Explore one of Florida’s historic spring-fed rivers by boat or board with this insider guide.

The Weeki Wachee River begins its 7.4-mile journey at the world famous Weeki Wachee spring. Named by the Seminole Indians who inhabited the land around the body of water in the early 1800s, Weeki Wachee means “winding river” or “little spring.” One of Florida’s 33 first magnitude springs, the underwater cave connects to the Floridan aquifer and has been dived to depths greater than 400 feet. Approximately 112 million gallons of water gush out of the spring every day, eventually draining into the Gulf of Mexico. Though the spring boasts great depths and an immense amount of natural fresh water, it’s the surrounding park that hosts mermaid shows, dating back to 1947, that make the river a popular attraction.

One way to witness the natural beauty and explore the Weeki Wachee river, referred to as the “Weeki” by locals, is to paddleboard the river’s entirety from freshwater to saltwater.

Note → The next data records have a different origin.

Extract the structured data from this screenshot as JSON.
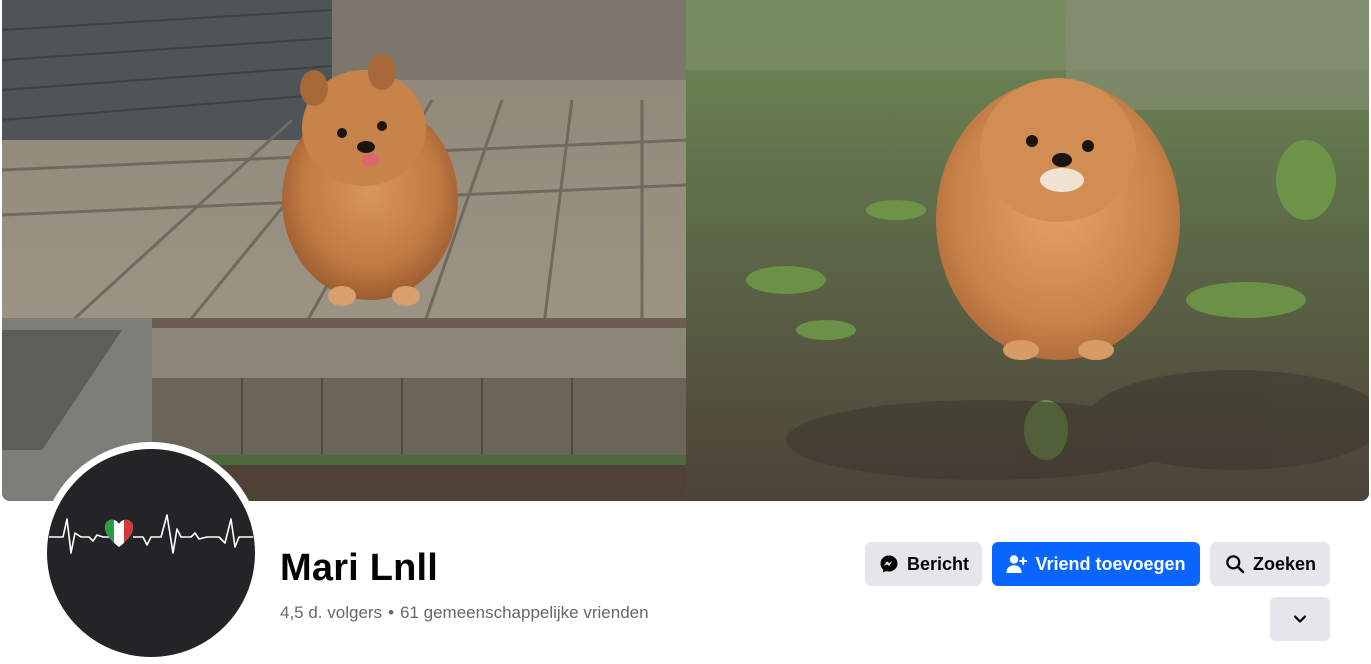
{
  "profile": {
    "name": "Mari Lnll",
    "followers": "4,5 d. volgers",
    "separator": "•",
    "mutual_friends": "61 gemeenschappelijke vrienden"
  },
  "actions": {
    "message_label": "Bericht",
    "add_friend_label": "Vriend toevoegen",
    "search_label": "Zoeken"
  },
  "icons": {
    "message": "messenger-icon",
    "add_friend": "person-add-icon",
    "search": "search-icon",
    "more": "chevron-down-icon"
  },
  "colors": {
    "primary_button": "#0866ff",
    "secondary_button": "#e4e6eb",
    "avatar_background": "#232426"
  }
}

TIP: Plan to launch at 8:00 am to get a head start on your journey and avoid any crowds.

Start your paddle early on a cool winter morning, to beat the crowds and witness the ephemeral steam that rolls off the river’s clear warm waters. Winter is also the best time of year to encounter Florida’s state marine mammal, the West Indian Manatee. The large sea cows can be seen swimming toward the springs, seeking sunshine and warm water.

TIP: As an endangered species, the manatees are protected by Florida law. Touching or feeding manatees is strictly prohibited.

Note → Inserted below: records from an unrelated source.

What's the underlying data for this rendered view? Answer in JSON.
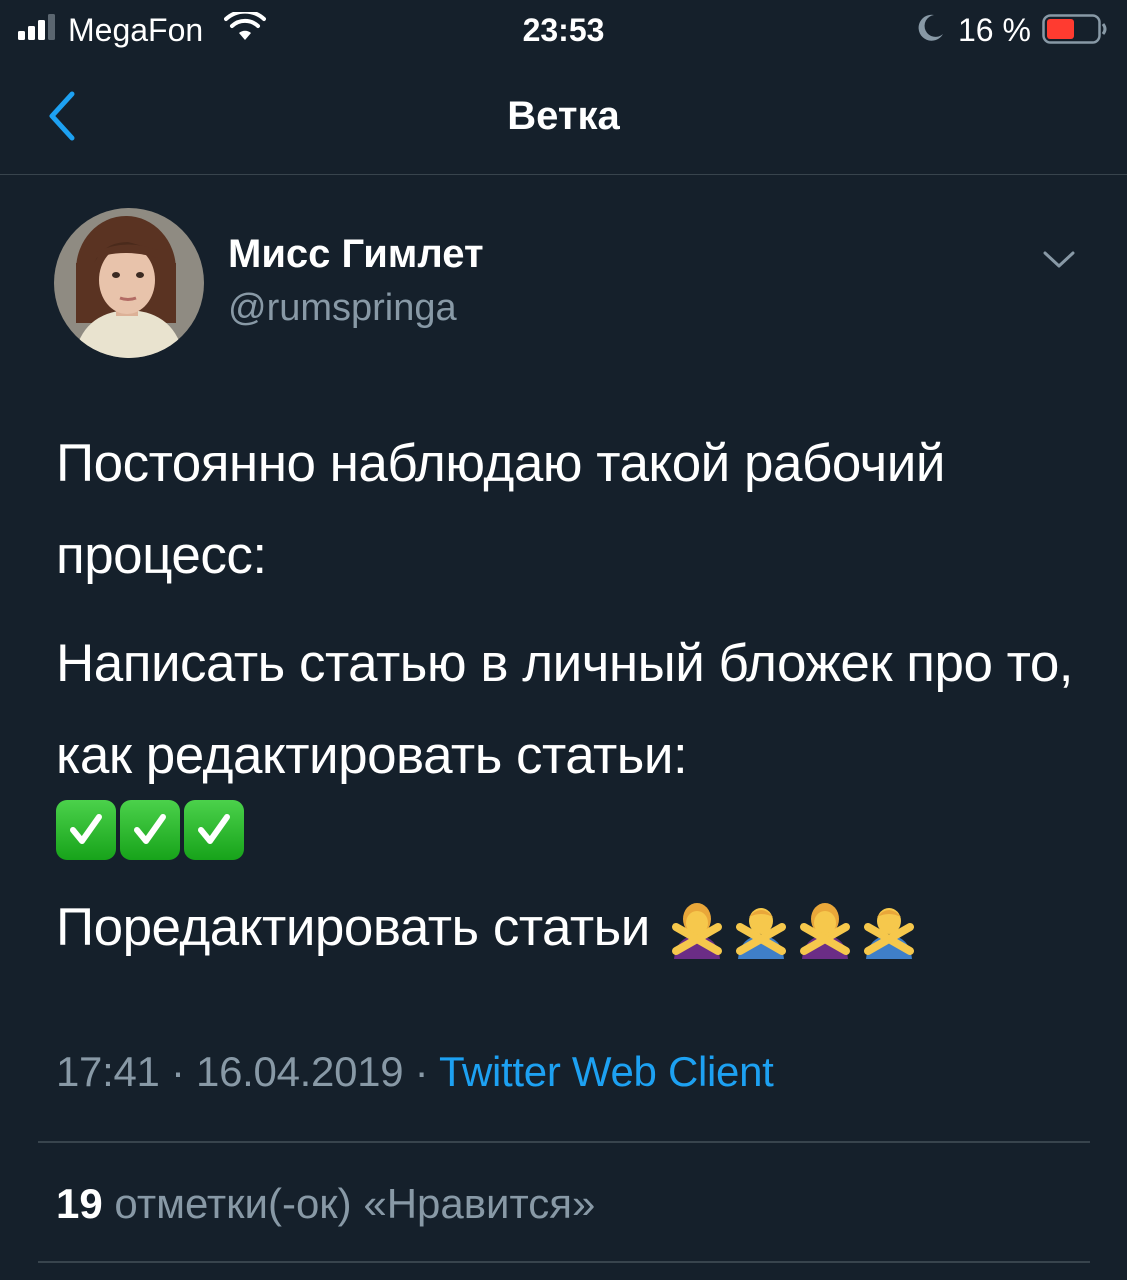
{
  "status_bar": {
    "carrier": "MegaFon",
    "time": "23:53",
    "battery_percent": "16 %",
    "battery_level": 0.16,
    "icons": [
      "signal-icon",
      "wifi-icon",
      "moon-icon",
      "battery-icon"
    ]
  },
  "nav": {
    "title": "Ветка",
    "back_icon": "chevron-left-icon"
  },
  "tweet": {
    "author": {
      "display_name": "Мисс Гимлет",
      "handle": "@rumspringa"
    },
    "menu_icon": "chevron-down-icon",
    "paragraphs": {
      "p1": "Постоянно наблюдаю такой рабочий процесс:",
      "p2": "Написать статью в личный бложек про то, как редактировать статьи:",
      "p3": "Поредактировать статьи"
    },
    "emoji": {
      "checks": [
        "✅",
        "✅",
        "✅"
      ],
      "gestures": [
        "🙅‍♀️",
        "🙅‍♂️",
        "🙅‍♀️",
        "🙅‍♂️"
      ]
    },
    "meta": {
      "time": "17:41",
      "sep1": " · ",
      "date": "16.04.2019",
      "sep2": " · ",
      "source": "Twitter Web Client"
    },
    "likes": {
      "count": "19",
      "label": "отметки(-ок) «Нравится»"
    }
  },
  "colors": {
    "background": "#15202b",
    "accent": "#1da1f2",
    "secondary_text": "#8899a6",
    "divider": "#38444d"
  }
}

You can launch your boards or rent kayaks from Paddling Adventures, which is located directly behind the main entrance for the Weeki Wachee State Park. From here, it’s all downstream!

TIP: Bring a waterproof camera to capture the day’s adventure.

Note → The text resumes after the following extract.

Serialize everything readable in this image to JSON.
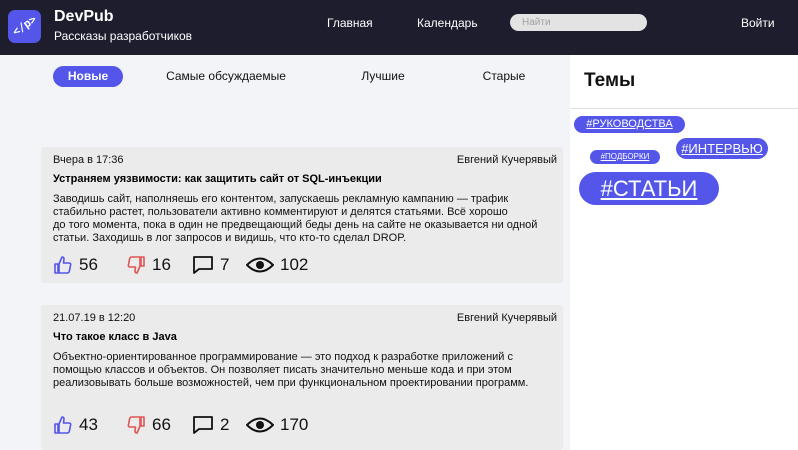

When you first launch into the clear blue water, fish scatter in all directions. Common species found in the Weeki include largemouth bass, bluegill, snook, mullet and sheepshead. At the water’s edge, you might observe raccoons, herons, alligators and otters. If you’re lucky you could even spot one of the last remaining Florida black bears from the Chassahowitzka National Wildlife Refuge sub-population.

The Weeki stays wide and shallow during the first mile or so, narrowing once you weave out of state park property where the bottom fills with deep holes and smaller springs. Adventure lovers will also find rope swings and platforms to jump from in this section of river.

As the river continues winding, the brush grows thicker and the trees above give the appearance of traveling through a tunnel of greenery. Even farther downstream, the river winds though a few small neighborhoods.

TIP: Be courteous to Weeki residents by not stopping on private docks.

With about a mile left, you’ll want to take a left turn toward Hospital Hole in order to avoid paddling down a dead-end. The mysterious hole is a perfect circle that drops to almost 200 feet deep. Local legend says that injured fish swim in from the ocean and the hole heals their maladies. This is a good spot to see manatee or massive schools of fish including jack crevalle and mangrove snapper.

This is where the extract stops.